Friday, August 17, 2007

Left-right convergence and reactionary anti-capitalism

Rob Augman at ZNet on anti-G8 mobilisation [via 3wf]
Contemporary social conflicts, a widespread sense of alienation, deep feelings of powerlessness, and the increasing intensity of violent conflict sets off a whole host of resentments and oppositions to the global situation that are not emancipatory. Many people who are deeply dissatisfied with the global political and economic order do not gravitate towards progressive or social justice organizations. The rise of racist, nationalist, fundamentalist and other forms of reactionary politics emerge as responses to the global situation as well, and they compete for power and influence on the same social terrain of those on the Left. These are present in the discourses, policies and politics in struggles around globalization/anti-globalization as well, and were therefore are present in the mobilization against the G8 this year.

In Germany, with its history of National Socialism as well as uprisings of neo-Nazism and nationalism after the fall of the Berlin Wall, the left must struggle with and position itself against critiques of “the new world order,” of “globalization,” and even of “capitalism,” from non-emancipatory positions, including those from the (far) Right. Such non-emancipatory critiques range widely, from proponents of economic protectionism and political isolationism (which can be seen in Right-wing anti-war positions), to the cultural field of “preserving cultural uniqueness from commercialism,” all the way to the far Right and its attempts to solve social questions in hyper-nationalist ways.

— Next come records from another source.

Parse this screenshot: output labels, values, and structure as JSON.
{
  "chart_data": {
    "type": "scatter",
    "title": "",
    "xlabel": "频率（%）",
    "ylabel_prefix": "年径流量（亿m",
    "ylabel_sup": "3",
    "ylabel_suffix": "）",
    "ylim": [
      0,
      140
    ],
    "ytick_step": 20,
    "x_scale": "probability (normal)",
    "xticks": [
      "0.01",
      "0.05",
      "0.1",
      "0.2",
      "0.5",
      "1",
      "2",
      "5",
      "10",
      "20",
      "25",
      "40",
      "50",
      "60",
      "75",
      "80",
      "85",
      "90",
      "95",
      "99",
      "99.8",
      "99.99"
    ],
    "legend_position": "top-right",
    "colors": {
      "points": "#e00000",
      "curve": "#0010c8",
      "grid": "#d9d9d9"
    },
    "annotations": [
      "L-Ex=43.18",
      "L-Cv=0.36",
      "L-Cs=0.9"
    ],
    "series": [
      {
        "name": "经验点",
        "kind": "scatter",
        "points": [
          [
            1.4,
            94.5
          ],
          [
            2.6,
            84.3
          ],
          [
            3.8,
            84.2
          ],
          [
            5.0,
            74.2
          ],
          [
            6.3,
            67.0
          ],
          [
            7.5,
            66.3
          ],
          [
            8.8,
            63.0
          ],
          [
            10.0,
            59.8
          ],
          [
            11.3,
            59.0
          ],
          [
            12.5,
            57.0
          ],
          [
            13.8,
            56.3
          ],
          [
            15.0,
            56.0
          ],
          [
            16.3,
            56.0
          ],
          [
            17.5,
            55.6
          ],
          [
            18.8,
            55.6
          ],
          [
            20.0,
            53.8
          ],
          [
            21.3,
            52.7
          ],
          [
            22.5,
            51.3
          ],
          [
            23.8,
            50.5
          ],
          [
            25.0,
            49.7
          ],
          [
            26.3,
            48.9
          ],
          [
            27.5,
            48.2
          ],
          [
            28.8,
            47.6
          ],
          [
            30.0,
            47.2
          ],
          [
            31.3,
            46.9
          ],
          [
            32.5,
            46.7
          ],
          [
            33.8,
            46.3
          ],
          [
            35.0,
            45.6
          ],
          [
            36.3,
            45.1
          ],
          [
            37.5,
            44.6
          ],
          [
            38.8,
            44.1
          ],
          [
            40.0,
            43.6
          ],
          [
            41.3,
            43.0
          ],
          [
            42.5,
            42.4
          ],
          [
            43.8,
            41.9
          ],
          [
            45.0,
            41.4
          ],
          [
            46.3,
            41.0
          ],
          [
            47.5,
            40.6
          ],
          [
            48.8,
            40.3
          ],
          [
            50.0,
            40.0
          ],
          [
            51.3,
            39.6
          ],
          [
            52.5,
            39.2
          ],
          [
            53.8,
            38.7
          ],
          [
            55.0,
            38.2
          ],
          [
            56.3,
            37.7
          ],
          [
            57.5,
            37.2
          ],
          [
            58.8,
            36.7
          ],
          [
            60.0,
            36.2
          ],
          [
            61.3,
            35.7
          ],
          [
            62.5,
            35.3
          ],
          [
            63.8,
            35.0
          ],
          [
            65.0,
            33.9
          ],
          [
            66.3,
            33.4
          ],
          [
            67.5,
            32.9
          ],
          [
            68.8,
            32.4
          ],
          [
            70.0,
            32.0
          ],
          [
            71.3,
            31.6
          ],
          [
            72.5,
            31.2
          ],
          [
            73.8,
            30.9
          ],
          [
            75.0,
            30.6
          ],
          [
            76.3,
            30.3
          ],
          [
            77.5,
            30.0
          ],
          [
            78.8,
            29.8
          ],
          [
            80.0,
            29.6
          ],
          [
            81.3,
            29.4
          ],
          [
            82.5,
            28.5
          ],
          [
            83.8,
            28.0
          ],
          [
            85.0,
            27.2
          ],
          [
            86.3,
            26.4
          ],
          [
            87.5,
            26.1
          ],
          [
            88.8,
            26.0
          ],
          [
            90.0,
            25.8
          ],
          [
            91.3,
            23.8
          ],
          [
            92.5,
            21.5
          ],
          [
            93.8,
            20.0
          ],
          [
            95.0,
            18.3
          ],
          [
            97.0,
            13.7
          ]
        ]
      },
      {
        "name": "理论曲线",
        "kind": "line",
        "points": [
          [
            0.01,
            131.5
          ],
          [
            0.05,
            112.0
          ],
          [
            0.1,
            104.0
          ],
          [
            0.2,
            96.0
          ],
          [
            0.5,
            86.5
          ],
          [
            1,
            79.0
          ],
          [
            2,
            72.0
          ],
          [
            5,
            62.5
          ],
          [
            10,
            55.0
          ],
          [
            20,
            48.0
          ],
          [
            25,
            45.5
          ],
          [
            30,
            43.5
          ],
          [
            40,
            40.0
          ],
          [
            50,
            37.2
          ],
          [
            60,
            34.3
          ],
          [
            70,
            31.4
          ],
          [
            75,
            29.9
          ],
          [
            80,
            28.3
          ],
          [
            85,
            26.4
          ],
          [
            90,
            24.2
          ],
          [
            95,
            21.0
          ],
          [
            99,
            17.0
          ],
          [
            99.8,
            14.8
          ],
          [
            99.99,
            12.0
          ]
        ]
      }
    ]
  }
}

The scale of right-wing involvement in anti-globalization politics, or broader sentiments of reactionary anti-capitalism, present facts that have not gone ignored by some on the German Left and can be seen present in the anti-G8 mobilization, whether against the far-Right, the state, or as self-criticism of our own social movements.


Noga said...

"Many people who are deeply dissatisfied with the global political and economic order do not gravitate towards progressive or social justice organizations."

Maybe because they intuitively sense that most "progressive" organizations are not really interested in universal social justice but rather push for particularist causes.

Michael Ignatieff, in his book “Human Rights as Politics and Idolatry” writes:

“Global human rights consciousness, moreover, does not necessarily imply that the groups defending human rights actually believe the same things. Many of these NGO’s espouse the universalist language of human rights but actually use it to defend highly particularist causes: the rights of particular national groups or minorities or classes or persons… The problem is that particularism conflicts with universalism at the point at which one’s commitment to a group leads one to countenance human rights violations towards another group.”

Ignatieff is claiming here that a noble term which was supposed to uphold an ideal of universal justice, the kind that safeguards the equity and inviolability of all human beings, has been devalued by different interest groups to the point where it is nearly worthless. Politicization of an ethical principle can only lead to the kind of confused, dislocated application of the term “Human rights”, where some NGO’s use it to justify their support of terrorist activities or at least "sympathy" for such activities.

Jim Denham said...

I hate to be an old bore (but I can't help it): Marx made exactly that point in the 1880's, in the "Communist Manifesto" - sepecially Section III, "Socialist and Communist Literature", dealing with "Reactionary Socialism", "Feudal Socialism", etc. It is truly astonishing how many professed "r-r-revolutionaries" turn out not to have read this most accessible of Marx's works.